Кризис, порождающий деинституционализацию, заставлял обращаться к бюрократической авторитарной системе. Разрыва­емые жестокими конфликтами, южноамериканские страны не имели процедурного консенсуса, необходимого для согласова­ния разнообразных интересов и ценностей. Офицеры армии не считали себя обязанными по закону подчиняться избранным гражданским лидерам. В условиях слабой зависимости от право­вых норм гражданского контроля вооруженные силы осуществ­ляли переворот всякий раз, когда их интересы были ущемлены.

Поведенческий кризис также усиливал вероятность военного переворота.

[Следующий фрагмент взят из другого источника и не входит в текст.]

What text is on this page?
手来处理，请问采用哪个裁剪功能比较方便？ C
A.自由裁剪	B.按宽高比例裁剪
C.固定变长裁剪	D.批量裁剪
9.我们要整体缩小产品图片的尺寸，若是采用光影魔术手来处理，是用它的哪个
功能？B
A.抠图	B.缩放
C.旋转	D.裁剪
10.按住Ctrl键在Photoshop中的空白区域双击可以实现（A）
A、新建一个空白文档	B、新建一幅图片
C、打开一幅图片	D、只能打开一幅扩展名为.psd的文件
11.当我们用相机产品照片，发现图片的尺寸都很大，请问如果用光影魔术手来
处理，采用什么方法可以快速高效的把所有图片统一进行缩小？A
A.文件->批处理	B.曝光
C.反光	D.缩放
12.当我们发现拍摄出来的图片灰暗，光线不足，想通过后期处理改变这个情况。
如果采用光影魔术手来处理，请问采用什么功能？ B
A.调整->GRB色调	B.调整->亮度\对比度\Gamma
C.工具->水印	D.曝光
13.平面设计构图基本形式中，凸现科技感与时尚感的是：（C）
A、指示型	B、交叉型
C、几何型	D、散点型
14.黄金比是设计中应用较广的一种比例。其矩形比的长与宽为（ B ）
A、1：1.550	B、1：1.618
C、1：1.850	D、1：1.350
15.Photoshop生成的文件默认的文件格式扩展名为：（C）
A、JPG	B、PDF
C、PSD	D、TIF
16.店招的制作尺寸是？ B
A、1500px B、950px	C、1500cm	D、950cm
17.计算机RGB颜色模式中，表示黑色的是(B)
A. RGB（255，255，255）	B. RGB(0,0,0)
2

Слабые гражданские лидеры не могли предложить государственной политики, способной справиться с такими про­блемами, как высокий уровень инфляции, стагнация экономики, внешнеторговый дефицит и политическое насилие в стране. Ориентированные на поддержание политического порядка и экономического роста военные часто осуществляли переворот, в результате которого к власти приходили технократы, профессио­налы и управленцы. Вместе с военной элитой такие гражданские технократы пытались вытеснить с политической арены радикаль­но настроенные профсоюзы, а также те политические партии, ко­торые организовывали общественную деятельность во времена правления согласительного режима. Хотя рядовые граждане ре­дко принимали участие в переворотах, их слабая поддержка на­ходившихся у власти гражданских правительств подталкивала во­енных к действиям7.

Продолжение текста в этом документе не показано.